My husband had set up the car seat in the back, and we positioned Em as best we could.  She was so little, so fragile, and now it was up to us to take over and somehow make this work.  The ride home was nerve-wracking. I sat in the back, watching each breath Em took, and made sure the car seat straps weren’t too tight.  Every turn and stop seemed to magnify when you’re watching an eight-pound creature; the head shifts, the body moves this way and that. 

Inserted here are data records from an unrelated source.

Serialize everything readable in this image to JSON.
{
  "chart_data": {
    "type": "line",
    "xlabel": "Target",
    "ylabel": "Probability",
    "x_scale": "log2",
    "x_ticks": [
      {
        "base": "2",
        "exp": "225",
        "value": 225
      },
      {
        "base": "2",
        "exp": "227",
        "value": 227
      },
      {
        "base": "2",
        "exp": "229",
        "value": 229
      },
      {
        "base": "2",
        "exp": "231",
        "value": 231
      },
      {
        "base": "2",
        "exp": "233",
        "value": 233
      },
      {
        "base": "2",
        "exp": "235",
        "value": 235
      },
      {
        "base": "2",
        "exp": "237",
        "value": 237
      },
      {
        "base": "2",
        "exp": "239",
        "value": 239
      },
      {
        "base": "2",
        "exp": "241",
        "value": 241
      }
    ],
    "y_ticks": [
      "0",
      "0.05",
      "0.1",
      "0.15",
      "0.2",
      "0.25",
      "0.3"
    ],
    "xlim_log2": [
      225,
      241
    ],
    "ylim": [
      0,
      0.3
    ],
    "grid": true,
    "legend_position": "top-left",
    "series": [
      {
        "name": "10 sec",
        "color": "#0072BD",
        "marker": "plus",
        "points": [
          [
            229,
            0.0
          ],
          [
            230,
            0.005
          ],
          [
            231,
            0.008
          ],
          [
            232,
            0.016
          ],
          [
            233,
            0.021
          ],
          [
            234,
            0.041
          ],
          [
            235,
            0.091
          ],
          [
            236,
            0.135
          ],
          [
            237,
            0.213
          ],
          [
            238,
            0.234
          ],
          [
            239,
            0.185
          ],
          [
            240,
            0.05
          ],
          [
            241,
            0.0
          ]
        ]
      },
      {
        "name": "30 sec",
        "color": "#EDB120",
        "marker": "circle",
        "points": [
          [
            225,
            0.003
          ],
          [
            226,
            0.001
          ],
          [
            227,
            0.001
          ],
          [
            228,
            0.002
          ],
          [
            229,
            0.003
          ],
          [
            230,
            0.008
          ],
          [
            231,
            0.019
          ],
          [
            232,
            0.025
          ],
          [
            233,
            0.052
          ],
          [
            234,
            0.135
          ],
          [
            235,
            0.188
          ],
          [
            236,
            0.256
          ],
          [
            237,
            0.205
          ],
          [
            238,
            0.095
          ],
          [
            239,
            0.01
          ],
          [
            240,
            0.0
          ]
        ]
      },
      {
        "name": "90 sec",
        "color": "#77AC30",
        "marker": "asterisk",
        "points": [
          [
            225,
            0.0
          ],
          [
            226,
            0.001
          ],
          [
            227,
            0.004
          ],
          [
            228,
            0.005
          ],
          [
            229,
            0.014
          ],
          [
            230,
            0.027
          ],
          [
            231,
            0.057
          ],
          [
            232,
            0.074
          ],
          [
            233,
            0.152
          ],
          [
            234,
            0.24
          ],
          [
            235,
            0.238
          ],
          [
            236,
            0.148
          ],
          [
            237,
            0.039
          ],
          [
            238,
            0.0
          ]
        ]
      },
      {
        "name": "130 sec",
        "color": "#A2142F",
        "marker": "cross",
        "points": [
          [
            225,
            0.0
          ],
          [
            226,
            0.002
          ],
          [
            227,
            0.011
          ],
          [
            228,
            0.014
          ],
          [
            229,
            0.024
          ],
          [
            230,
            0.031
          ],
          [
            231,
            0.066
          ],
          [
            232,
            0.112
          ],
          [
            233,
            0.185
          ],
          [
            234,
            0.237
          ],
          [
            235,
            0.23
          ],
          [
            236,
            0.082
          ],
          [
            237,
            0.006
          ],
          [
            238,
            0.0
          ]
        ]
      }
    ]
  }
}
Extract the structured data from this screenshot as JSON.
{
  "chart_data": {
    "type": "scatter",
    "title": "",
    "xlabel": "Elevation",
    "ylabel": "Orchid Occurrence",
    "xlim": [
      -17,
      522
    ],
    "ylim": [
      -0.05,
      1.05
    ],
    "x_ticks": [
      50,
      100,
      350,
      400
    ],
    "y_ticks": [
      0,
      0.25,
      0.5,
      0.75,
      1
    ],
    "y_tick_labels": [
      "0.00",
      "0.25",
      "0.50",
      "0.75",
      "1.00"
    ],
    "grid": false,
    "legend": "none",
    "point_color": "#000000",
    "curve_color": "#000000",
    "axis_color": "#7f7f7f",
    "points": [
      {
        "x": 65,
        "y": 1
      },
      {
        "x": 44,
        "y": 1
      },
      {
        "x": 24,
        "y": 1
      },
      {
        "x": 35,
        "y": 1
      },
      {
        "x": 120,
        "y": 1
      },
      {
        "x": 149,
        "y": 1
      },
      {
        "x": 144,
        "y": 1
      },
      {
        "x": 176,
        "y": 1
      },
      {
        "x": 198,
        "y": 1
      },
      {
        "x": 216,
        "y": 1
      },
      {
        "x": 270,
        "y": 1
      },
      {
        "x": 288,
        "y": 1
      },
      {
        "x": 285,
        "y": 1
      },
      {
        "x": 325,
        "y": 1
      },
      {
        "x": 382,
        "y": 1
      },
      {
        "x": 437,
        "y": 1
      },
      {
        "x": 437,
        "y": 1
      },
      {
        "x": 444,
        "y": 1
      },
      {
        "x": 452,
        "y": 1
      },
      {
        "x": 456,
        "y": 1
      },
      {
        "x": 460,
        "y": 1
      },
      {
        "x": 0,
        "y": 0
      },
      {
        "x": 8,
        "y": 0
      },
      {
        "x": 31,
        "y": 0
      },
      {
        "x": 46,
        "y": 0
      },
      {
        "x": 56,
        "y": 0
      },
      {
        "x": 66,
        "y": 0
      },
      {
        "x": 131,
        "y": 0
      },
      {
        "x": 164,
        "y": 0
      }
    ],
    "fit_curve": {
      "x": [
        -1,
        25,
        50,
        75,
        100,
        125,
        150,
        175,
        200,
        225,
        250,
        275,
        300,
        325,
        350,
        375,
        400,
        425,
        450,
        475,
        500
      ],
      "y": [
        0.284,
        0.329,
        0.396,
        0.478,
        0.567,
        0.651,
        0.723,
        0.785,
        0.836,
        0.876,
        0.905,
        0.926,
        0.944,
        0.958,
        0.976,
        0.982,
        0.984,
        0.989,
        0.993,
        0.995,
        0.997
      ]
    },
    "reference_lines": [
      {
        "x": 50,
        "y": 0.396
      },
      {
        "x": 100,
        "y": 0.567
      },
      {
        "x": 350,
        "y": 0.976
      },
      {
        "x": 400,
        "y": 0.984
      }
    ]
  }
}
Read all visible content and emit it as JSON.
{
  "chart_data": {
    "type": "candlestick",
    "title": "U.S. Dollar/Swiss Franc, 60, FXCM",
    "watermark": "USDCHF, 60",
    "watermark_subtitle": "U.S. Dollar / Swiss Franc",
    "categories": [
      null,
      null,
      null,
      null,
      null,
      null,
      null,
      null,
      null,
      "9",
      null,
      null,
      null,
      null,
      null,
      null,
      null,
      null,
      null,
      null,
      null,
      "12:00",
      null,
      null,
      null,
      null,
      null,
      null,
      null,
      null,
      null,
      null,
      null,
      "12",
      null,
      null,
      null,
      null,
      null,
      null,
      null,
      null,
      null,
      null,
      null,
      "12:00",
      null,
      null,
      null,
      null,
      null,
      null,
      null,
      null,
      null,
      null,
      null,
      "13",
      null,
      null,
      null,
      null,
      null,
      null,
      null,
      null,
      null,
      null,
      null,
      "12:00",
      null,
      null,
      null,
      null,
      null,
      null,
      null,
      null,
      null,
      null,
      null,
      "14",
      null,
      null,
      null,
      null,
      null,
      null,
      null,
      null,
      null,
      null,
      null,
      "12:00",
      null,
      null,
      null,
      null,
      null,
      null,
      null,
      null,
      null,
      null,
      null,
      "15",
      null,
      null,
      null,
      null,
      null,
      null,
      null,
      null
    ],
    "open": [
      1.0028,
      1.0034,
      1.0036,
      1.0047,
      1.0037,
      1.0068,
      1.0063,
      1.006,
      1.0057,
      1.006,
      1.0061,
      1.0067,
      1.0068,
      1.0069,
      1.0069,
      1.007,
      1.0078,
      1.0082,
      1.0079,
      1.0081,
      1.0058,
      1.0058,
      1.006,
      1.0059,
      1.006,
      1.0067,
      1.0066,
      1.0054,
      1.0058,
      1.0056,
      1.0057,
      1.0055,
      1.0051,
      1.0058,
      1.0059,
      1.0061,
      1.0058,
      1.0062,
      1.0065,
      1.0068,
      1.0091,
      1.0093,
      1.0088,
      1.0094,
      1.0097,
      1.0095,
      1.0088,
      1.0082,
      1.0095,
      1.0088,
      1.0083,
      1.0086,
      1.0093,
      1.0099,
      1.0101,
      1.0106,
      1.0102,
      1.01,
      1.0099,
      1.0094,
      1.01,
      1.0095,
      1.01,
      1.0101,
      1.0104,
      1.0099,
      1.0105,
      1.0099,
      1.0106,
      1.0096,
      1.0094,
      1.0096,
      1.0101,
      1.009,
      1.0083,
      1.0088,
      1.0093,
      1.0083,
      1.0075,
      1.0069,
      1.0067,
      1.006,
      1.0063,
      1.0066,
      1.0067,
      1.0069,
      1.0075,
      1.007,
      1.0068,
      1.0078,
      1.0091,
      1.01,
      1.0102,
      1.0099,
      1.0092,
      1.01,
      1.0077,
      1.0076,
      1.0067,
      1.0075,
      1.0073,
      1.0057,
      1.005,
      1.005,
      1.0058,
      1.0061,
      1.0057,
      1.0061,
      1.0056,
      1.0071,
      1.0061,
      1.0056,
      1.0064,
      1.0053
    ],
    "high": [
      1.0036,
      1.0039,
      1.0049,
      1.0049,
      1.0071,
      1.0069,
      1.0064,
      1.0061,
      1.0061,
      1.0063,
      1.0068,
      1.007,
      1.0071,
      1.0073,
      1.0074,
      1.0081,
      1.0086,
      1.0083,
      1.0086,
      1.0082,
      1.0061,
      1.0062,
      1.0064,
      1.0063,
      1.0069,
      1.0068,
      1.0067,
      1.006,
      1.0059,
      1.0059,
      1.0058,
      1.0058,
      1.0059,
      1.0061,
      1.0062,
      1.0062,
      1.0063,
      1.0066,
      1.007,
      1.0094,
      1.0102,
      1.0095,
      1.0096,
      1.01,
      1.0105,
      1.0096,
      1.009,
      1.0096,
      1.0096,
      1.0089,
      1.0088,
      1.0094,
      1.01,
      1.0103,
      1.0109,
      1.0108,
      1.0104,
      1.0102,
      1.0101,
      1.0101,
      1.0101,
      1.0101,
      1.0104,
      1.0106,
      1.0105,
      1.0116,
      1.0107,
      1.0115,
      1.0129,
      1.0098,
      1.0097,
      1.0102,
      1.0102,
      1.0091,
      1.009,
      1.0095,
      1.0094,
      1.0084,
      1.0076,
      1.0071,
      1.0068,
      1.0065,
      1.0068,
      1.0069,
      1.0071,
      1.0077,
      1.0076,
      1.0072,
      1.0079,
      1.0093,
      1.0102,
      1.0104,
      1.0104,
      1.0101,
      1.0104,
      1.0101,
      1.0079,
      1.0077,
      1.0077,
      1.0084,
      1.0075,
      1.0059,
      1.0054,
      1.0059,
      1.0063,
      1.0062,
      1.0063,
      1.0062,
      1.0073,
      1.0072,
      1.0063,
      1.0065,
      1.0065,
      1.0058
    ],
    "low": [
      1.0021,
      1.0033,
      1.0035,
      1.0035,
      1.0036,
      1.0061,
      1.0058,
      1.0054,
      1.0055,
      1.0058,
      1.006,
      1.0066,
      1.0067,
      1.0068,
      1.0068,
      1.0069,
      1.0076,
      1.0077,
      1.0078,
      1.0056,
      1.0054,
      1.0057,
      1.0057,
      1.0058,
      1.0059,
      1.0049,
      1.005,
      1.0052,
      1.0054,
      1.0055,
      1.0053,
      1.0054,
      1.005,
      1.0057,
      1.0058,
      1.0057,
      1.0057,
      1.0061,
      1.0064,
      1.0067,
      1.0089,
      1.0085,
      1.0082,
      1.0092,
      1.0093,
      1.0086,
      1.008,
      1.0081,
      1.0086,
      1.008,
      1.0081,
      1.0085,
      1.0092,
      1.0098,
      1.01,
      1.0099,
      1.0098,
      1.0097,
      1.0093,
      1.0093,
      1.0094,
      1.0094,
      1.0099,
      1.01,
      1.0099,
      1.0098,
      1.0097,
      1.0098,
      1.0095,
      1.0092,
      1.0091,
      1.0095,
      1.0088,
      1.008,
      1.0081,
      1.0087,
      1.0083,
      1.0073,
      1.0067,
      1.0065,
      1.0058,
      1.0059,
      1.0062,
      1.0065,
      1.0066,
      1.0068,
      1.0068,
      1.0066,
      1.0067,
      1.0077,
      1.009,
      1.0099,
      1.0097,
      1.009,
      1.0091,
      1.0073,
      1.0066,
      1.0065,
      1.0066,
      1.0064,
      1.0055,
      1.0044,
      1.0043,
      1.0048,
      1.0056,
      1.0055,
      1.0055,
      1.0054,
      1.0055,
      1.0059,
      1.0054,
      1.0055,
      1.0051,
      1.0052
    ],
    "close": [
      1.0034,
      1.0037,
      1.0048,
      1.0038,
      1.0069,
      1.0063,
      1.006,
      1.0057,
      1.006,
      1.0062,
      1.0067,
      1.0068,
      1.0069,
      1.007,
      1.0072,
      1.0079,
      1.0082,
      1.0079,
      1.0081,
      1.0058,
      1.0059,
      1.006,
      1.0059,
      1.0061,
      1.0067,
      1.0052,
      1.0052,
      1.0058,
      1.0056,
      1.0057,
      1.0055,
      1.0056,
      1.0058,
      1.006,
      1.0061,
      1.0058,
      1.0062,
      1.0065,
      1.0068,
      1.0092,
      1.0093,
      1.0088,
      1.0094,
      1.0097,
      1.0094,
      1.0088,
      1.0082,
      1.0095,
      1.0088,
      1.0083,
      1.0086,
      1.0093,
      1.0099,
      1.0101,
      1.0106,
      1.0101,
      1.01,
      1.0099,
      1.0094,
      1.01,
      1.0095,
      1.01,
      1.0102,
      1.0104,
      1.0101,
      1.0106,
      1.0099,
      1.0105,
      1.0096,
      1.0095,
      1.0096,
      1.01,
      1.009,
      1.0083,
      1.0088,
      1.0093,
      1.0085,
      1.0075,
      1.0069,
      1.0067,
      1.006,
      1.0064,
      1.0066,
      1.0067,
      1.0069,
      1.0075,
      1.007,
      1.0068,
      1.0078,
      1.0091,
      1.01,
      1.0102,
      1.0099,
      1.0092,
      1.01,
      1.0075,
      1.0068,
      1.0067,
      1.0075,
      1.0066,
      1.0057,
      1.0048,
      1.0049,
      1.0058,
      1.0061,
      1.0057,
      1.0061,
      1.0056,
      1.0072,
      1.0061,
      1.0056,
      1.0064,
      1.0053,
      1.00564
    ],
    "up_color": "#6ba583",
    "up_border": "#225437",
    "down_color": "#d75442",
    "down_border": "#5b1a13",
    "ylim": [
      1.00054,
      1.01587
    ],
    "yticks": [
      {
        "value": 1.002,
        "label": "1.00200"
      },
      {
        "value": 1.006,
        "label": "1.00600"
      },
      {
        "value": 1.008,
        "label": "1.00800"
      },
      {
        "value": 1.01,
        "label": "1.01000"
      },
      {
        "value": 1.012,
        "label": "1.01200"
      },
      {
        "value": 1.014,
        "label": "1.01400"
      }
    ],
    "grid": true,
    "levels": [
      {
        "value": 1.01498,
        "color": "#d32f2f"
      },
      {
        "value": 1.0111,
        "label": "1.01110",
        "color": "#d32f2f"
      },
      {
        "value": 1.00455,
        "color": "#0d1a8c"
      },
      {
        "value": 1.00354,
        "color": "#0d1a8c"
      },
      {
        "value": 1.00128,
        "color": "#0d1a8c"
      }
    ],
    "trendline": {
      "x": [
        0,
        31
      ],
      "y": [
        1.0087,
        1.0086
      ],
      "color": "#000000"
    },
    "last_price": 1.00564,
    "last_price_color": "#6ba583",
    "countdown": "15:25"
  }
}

Finally, home, to unbuckle us both, and climb out.  Into the house, and gingerly, I placed her on the dressing table, and let out a sigh of relief.  My husband had to sit down.  What to do now?  There were no more nurses to bring Emily back and forth to me and be at my side for every question, or demonstration.  No one to take Em back and forth in between feedings, and swaddle her.  Panic began to crawl up my arms, into my neck, and I took a deep breath.  I looked down at Emily, and she smiled.  Maybe it was a burp, or gas, or whatever.  But that smile meant the world to me.  If she  after all she’d been through, could look so calm and trusting, then I’d be the same.  I felt she was telling me that we were in this together. 

Our first ever Hudson Valley Baby Guide, coming out this month, is meant to be just that.  A reminder that we’re all in this together.  We’ve made sure to cover some issues a brand new parent will have to consider, like getting the house ready for the baby’s coming home day, how to create a lasting friendship between your pet cat and your new baby, and how to take great photos during that newborn phase; some long term planning like the “529” account, and how to take terrific newborn photos.  We hope for this to be the starting point of how you view us here at the magazine.  Not only as a guide for summer camps and after school activities, but as a place to come to for parenting help, a place to bring your questions.  If we don’t know, we’ll find out.  You can always write to me at editor@excitingread.com and let me know how you’re doing as a new parent, or tell us on facebook. 

It’s about 19 years since that fall afternoon we brought Emily home, and right now, she’s in her second year of college. Her sister, now in 11th grade, is right on her heels.  So, we got this far, and so will you. If there is one thing about parenting I know for sure is that goes so darn fast.  So, in the meantime, enjoy every burp, and every diaper change and every smile they give you.